New HIPAA Requirements

Chiropractic Economics provides a comprehensive overview of need-to-know basics regarding this issue in their article “Your cybersecurity checklist: What you need to know”. The updated HIPAA Security rule now only allows 15 days for a practice to respond to a concern regarding a data breach or if a patient requests a copy of their records. Therefore, agility and responsiveness in recordkeeping is essential.

If adapting to changes in technology is a challenge of your practice, it is probably time to invest in additional training and/or technical support. Encryption is a mandatory precaution for all protected health information, regardless of the medium used. Multi-factor authentication is also included in this, so staff will have a code sent to a trusted device or email at each login.

Patients also have expanded rights, such as to ask for health records to be sent to personal health apps, as well as to take pictures of their records during a visit. Reproductive health information protection, in particular, has undergone significant changes, so make sure your privacy notices and practices are in accordance.

Communication Monitoring

When it comes to communication, is protected information treated like it’s Fort Knox, or are bits and pieces floating around that shouldn’t be?
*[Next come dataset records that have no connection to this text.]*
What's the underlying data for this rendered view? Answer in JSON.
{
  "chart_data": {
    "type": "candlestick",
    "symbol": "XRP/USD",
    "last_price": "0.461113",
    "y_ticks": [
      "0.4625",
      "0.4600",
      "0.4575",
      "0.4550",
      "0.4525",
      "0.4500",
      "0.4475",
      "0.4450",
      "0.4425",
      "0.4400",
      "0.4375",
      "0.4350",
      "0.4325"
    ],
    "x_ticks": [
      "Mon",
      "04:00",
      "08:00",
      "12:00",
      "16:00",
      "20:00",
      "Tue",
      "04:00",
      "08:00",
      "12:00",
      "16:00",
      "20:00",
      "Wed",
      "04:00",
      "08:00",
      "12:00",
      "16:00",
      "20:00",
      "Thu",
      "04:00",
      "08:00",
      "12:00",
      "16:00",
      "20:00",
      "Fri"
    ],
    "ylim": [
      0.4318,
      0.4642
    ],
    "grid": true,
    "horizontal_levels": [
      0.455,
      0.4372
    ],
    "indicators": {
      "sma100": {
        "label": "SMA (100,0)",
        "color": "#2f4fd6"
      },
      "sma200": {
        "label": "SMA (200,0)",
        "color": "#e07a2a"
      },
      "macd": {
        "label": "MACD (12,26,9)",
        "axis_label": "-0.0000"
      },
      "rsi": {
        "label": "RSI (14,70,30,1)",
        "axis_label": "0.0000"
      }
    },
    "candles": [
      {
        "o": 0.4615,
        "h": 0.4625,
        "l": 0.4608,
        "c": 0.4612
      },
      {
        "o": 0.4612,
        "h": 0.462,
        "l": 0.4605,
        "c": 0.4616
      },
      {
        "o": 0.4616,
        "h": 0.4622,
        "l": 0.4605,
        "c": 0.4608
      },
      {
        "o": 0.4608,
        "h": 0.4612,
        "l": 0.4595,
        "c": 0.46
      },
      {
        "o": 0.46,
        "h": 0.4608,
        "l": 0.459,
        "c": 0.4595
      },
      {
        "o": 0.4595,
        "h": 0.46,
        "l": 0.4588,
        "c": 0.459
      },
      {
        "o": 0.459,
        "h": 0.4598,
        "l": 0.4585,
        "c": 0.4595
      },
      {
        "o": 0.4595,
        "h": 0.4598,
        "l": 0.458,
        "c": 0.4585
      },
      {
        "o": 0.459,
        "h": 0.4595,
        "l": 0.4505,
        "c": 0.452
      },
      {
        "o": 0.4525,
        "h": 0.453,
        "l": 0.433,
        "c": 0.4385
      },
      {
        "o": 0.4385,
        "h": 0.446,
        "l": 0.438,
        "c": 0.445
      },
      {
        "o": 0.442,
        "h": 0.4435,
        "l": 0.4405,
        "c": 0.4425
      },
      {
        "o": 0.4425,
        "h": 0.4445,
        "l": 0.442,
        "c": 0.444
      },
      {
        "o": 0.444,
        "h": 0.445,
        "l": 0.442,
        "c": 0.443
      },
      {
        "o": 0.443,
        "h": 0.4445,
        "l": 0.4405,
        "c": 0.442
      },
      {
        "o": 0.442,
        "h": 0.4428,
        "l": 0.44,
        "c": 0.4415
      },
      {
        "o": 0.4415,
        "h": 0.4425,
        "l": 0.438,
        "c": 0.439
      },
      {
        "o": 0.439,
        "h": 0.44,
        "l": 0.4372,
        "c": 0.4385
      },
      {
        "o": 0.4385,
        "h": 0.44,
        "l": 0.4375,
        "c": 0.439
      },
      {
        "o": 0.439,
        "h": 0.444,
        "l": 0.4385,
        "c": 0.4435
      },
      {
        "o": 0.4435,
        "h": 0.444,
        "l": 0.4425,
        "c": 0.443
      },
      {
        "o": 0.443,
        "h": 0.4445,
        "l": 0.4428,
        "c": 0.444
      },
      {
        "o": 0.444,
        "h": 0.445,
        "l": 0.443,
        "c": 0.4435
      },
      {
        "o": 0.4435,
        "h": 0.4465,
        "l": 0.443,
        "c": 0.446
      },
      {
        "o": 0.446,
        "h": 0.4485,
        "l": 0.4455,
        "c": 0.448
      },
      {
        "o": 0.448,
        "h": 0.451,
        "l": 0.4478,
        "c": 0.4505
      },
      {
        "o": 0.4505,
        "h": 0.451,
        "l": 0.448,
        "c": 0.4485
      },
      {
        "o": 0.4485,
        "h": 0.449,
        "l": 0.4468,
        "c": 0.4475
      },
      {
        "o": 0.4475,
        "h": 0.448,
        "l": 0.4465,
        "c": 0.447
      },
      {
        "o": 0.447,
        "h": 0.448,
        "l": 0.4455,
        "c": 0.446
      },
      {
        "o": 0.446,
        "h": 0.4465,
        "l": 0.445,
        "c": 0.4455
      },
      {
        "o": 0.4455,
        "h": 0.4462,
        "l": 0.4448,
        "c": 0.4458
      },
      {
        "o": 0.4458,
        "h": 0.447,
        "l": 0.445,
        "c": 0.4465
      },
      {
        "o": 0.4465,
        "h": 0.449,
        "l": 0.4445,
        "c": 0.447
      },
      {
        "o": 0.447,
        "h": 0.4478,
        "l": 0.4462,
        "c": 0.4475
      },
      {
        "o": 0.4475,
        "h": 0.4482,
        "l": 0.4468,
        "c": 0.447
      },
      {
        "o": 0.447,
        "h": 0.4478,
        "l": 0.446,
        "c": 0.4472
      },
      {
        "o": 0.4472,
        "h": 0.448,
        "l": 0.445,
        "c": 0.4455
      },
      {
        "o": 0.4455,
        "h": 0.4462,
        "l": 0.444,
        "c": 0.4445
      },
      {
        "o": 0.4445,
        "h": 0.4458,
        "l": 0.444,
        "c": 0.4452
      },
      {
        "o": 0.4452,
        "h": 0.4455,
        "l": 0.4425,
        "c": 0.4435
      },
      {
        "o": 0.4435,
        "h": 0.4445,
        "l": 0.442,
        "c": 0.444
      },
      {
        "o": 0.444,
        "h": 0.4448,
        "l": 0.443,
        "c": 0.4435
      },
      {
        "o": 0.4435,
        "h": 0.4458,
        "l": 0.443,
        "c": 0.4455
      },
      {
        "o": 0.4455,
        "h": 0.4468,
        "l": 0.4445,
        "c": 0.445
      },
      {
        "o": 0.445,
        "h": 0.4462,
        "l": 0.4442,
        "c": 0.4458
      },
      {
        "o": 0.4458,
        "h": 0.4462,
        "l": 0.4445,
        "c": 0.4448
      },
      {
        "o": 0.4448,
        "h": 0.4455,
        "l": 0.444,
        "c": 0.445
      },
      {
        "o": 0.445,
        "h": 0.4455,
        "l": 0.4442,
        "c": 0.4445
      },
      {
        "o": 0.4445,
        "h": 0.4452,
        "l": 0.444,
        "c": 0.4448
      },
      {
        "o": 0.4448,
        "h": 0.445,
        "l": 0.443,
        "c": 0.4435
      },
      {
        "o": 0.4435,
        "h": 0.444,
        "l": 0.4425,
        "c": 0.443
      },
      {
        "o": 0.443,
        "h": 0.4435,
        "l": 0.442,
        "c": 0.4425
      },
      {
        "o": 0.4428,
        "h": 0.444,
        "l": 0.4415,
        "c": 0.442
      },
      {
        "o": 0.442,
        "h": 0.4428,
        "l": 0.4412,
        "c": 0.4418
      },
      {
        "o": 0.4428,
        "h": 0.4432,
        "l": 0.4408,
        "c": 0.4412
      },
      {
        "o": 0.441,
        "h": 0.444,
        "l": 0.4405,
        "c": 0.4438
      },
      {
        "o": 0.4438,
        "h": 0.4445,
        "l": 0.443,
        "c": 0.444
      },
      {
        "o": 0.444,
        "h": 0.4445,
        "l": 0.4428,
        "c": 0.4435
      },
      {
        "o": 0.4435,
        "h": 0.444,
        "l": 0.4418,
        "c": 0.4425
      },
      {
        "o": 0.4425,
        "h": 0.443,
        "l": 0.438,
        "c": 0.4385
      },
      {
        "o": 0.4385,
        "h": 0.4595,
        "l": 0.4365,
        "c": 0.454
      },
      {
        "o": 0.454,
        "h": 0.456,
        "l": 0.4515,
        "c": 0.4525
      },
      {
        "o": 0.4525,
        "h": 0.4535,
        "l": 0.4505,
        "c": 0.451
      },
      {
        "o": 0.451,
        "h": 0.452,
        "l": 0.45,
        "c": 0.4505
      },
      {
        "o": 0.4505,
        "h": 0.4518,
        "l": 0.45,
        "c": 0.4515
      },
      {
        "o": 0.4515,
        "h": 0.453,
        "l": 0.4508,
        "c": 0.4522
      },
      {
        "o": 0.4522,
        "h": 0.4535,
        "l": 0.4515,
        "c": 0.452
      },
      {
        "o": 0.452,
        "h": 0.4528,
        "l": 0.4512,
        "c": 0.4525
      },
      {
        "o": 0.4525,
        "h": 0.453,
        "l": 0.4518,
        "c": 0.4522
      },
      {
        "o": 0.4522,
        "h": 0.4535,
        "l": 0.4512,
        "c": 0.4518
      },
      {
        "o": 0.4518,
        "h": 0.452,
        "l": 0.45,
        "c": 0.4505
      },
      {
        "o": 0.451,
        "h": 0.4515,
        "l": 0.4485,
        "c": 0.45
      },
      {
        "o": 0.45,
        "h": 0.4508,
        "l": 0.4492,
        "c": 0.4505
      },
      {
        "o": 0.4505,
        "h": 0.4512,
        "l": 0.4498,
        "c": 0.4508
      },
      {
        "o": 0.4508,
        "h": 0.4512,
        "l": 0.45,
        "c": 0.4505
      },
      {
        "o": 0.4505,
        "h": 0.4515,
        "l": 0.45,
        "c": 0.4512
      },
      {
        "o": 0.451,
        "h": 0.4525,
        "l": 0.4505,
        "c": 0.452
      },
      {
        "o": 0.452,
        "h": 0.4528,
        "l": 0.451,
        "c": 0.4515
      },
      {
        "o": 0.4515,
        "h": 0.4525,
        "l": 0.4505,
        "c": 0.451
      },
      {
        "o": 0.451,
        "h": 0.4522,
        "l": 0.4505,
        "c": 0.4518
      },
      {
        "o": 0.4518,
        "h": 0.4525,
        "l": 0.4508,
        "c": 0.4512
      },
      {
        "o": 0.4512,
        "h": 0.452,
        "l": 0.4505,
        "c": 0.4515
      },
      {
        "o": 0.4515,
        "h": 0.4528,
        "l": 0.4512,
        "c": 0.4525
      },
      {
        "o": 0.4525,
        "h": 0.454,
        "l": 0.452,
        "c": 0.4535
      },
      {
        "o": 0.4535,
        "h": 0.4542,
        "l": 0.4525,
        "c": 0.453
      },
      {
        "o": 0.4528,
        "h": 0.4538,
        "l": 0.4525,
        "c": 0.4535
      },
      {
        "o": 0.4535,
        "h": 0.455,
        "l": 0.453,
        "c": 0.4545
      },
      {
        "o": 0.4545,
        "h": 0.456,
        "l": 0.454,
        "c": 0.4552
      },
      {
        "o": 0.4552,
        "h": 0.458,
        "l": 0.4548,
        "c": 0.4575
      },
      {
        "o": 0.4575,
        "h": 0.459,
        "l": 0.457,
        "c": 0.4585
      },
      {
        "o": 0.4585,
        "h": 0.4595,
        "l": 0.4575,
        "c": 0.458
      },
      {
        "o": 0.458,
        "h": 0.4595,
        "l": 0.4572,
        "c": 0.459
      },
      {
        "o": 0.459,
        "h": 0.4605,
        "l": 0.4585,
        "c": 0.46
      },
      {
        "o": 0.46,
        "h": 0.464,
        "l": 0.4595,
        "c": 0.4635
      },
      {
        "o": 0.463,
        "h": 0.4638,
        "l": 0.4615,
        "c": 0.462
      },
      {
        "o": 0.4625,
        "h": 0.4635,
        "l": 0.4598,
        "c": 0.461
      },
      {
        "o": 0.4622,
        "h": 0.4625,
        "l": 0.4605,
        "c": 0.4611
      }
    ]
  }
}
The more casual the communication tools used, the easier it can be to let vital information slip through the cracks. Yet emails, texting, appointment reminders and mobile apps all require proper HIPAA security standards. Whatever method you are using to transmit patient data, encryption and secure access must be present.

If you work with a third-party vendor, that professional responsibility must be scrutinized. When was the last time you spoke with your electronic health records (EHR) provider? It would be prudent to do so and to see if their security protocols are sufficient. Is your data encrypted at rest (when not being accessed) and in transit (during access or traveling between sites or servers)? Is multi-factor authentication enabled? Are access logs maintained? If your EHR cannot say yes to these questions, it may be time to update your service or find another provider. New regulations now require annual verification of security measures. Make sure to keep documentation as a protection in the event of an audit.

Smaller practices might not necessarily think that the new requirements are needed for their size practice, but HIPAA still applies regardless of size. There is some flexibility, in that a small outfit doesn’t need the same framework as a hospital, but reasonable safeguards are still expected. Every device used for patient data needs secure logins and encryption.

Phones, tablets and computers need secure lockdown procedures when not in use. Make a point to regularly remind your team of the importance of patient data protection. Have refreshers to help avoid common mistakes like clicking a suspicious link or leaving a screen open in public view.

Cybersecurity in check

Here is a checklist to help guide you as you stand as first defense of valuable patient data:

  • Ensure all patient data is encrypted at rest and in transit.
  • Enable multi-factor authentication at all patient data access points.
  • Update your policies to inform about new response timelines and patient rights
  • Train staff to understand the new rules and document its implementation
  • Review all vendors for HIPAA compliance
  • Document all relevant efforts, such as training sessions, vendor information and system updates.
  • Consider a third-party penetration test. Penetration testing is when a cybersecurity expert is authorized to attempt to legally “break into” your system to identify vulnerabilities before a hacker can do so for real. It is not a HIPAA requirement, but it is highly recommended and provides a clear view of weak points and how to fix them.

Trust is key in the healthcare field. Patients are trusting you with not only their physical well-being but also their private, personal patient information. It must be a top priority to provide complete care from all factors.